Despite these strengths, several limitations warrant consideration when interpreting our results. First, we acknowledge several important limitations regarding causal inference. Despite our prospective design and multiple sensitivity analyses, the observational nature of our study precludes definitive causal conclusions. Although we excluded incident cases occurring up to 7 years post-baseline and adjusted for subclinical symptoms, we cannot completely rule out reverse causality given the long prodromal phases of depression and anxiety. Furthermore, despite extensive covariate adjustment, including polygenic risk scores and personality traits, residual confounding from unmeasured factors remains possible. Second, the accelerometer-based assessment of sleep had inherent limitations. The algorithm we used to determine sleep and wake relied on identifying a main sleep period time window and did not account for napping, which may contribute to overall sleep patterns. Our sleep regularity assessment was based on a single 7-day measurement period, which may not fully capture long-term sleep patterns or changes over time. Additionally, the accelerometer provides an estimate of sleep based on an algorithm, which may not perfectly align with polysomnography, the gold standard for sleep measurement (Boulos et al., Reference Boulos, Jairam, Kendzerska, Im, Mekhael and Murray2019). Third, the predominantly White ethnic composition of the cohort restricts the applicability of results to more diverse populations. Fourth, depression and anxiety diagnoses identified through medical records may underestimate the true prevalence of these conditions, as many individuals with mental health disorders do not seek professional help. Although we supplemented this with questionnaire-based assessments in a sensitivity analysis, some cases may still have been missed.
Conclusion
In conclusion, our study provides compelling evidence that regular sleep patterns are associated with a reduced risk of depression and anxiety. Even among individuals who achieve the recommended sleep duration, consistency in sleep–wake timing remains an independent and significant factor. These results underscore the importance of placing equal emphasis on sleep regularity and duration in depression and anxiety prevention and management.
Abbreviations
- BMI
-
body mass index
- CI
-
confidence interval
- GAD
-
generalized anxiety disorder
- HR
-
hazard ratio
- PHQ
-
patient health questionnaire
- RCS
-
restricted cubic spline
- SRI
-
sleep regularity index
Supplementary material
The supplementary material for this article can be found at http://doi.org/10.1017/S0033291725101281.

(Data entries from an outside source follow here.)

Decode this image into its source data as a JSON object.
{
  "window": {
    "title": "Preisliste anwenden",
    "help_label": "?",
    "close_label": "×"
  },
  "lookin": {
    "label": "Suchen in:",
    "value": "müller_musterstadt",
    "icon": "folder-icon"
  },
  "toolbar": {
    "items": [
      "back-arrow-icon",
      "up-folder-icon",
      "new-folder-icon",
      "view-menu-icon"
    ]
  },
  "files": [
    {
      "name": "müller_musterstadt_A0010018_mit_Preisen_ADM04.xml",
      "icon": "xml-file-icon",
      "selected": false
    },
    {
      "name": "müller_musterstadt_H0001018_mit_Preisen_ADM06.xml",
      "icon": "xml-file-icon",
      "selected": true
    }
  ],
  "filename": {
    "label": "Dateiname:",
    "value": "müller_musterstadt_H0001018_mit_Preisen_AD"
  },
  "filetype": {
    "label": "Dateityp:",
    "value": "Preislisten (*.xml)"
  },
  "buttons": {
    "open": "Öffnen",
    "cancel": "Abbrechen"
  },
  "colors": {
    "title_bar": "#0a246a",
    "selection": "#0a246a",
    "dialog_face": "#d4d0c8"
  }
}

Data availability statement
Data used in this study are available on application to the UK Biobank (www.ukbiobank.ac.uk). Analytical methods and study materials will be available to other researchers from the corresponding authors upon reasonable request for the purposes of reproducing the results or replicating the procedure.
Acknowledgments
The authors are grateful to all participants in the UK Biobank project for their contributions.
Author contribution
D-RL, B-QL, S-YG, and Q-JW contributed to the study design. D-RL, Z-XL, M-HL, B-QL, J-CL, W-RZ, and S-YG analyzed the data. D-RL, Z-XL, B-QL, QF, T-TG, S-YG, and Q-JW wrote the first draft of the manuscript and edited the manuscript. All authors read and approved the final manuscript. D-RL, Z-XL, M-HL, and B-QL contributed equally to this work.
Funding statement
This study did not receive any funding.
Competing interests
The authors declare no competing interests.
Ethical standard
The UK Biobank received approval from the North West Multicenter Research Ethics Committee, and all participants provided written informed consent. As the dataset is publicly accessible and free of identifiable information, additional ethical approval and informed consent were not required.